Non Verbis, Sed Rebus: Large Language Models are Weak Solvers of Italian Rebuses
Gabriele Sarti, Tommaso Caselli, Malvina Nissim, Arianna Bisazza
2024-08-02

Summary
This paper discusses how large language models (LLMs) struggle to solve Italian rebuses, which are puzzles that require combining images and letters to find hidden phrases. The authors introduce a new collection of rebuses to test these models and analyze their performance.
What's the problem?
Rebuses are complex puzzles that involve multi-step reasoning, where you need to interpret images and letters together to uncover a hidden message. However, current LLMs like LLaMA-3 and GPT-4o perform poorly on these tasks. This is partly because they tend to memorize answers rather than truly understand how to solve the puzzles, making them ineffective for this type of reasoning.
What's the solution?
To address this problem, the authors created a large dataset of verbalized rebuses in Italian and used it to evaluate the rebus-solving abilities of various LLMs.
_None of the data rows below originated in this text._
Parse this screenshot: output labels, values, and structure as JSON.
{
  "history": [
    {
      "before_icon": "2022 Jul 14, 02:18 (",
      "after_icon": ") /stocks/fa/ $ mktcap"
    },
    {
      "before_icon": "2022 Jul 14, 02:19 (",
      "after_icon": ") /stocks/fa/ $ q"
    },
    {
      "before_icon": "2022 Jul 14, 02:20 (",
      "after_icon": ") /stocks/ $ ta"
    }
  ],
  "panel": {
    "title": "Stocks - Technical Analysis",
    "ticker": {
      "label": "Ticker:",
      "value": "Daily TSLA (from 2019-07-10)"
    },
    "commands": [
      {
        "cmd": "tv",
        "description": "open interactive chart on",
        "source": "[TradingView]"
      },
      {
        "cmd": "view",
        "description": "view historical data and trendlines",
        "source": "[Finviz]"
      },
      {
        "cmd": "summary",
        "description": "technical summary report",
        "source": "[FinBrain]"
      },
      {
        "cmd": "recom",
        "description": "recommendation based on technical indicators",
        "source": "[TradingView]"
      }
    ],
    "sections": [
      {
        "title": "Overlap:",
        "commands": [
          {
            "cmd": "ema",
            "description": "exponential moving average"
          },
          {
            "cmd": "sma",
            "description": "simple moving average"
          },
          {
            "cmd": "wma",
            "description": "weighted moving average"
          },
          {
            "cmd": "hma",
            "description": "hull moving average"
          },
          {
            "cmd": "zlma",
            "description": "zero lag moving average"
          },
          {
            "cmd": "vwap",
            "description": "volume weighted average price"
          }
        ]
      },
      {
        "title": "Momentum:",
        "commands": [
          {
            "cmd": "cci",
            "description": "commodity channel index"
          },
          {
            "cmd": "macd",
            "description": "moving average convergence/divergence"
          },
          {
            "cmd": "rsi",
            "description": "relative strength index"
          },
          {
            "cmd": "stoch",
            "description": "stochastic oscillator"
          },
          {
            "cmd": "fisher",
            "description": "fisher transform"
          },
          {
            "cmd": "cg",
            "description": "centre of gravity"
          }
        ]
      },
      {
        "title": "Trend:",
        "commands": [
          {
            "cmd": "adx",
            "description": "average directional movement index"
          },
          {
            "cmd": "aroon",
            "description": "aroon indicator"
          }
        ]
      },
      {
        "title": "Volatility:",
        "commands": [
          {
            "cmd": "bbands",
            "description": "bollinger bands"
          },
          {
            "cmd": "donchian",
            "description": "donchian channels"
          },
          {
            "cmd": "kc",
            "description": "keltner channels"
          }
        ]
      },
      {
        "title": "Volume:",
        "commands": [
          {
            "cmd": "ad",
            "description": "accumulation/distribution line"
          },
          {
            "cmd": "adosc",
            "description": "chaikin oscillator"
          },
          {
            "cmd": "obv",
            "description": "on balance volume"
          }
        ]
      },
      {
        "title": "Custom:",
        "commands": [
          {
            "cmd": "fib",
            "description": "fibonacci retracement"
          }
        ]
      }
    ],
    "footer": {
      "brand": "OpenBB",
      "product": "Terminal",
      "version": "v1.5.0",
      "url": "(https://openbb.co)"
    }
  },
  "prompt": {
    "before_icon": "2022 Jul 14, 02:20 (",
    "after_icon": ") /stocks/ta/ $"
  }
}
They found that while fine-tuning the models could improve their performance, much of the improvement came from memorization rather than genuine understanding. This highlights the need for better methods to enhance LLMs' reasoning skills.
Why it matters?
This research is significant because it sheds light on the limitations of current language models in solving complex puzzles like rebuses. By identifying these weaknesses, it encourages further development of more capable AI systems that can handle intricate reasoning tasks, ultimately improving their usefulness in real-world applications.
Abstract
Rebuses are puzzles requiring constrained multi-step reasoning to identify a hidden phrase from a set of images and letters. In this work, we introduce a large collection of verbalized rebuses for the Italian language and use it to assess the rebus-solving capabilities of state-of-the-art large language models. While general-purpose systems such as LLaMA-3 and GPT-4o perform poorly on this task, ad-hoc fine-tuning seems to improve models' performance. However, we find that performance gains from training are largely motivated by memorization. Our results suggest that rebus solving remains a challenging test bed to evaluate large language models' linguistic proficiency and sequential instruction-following skills.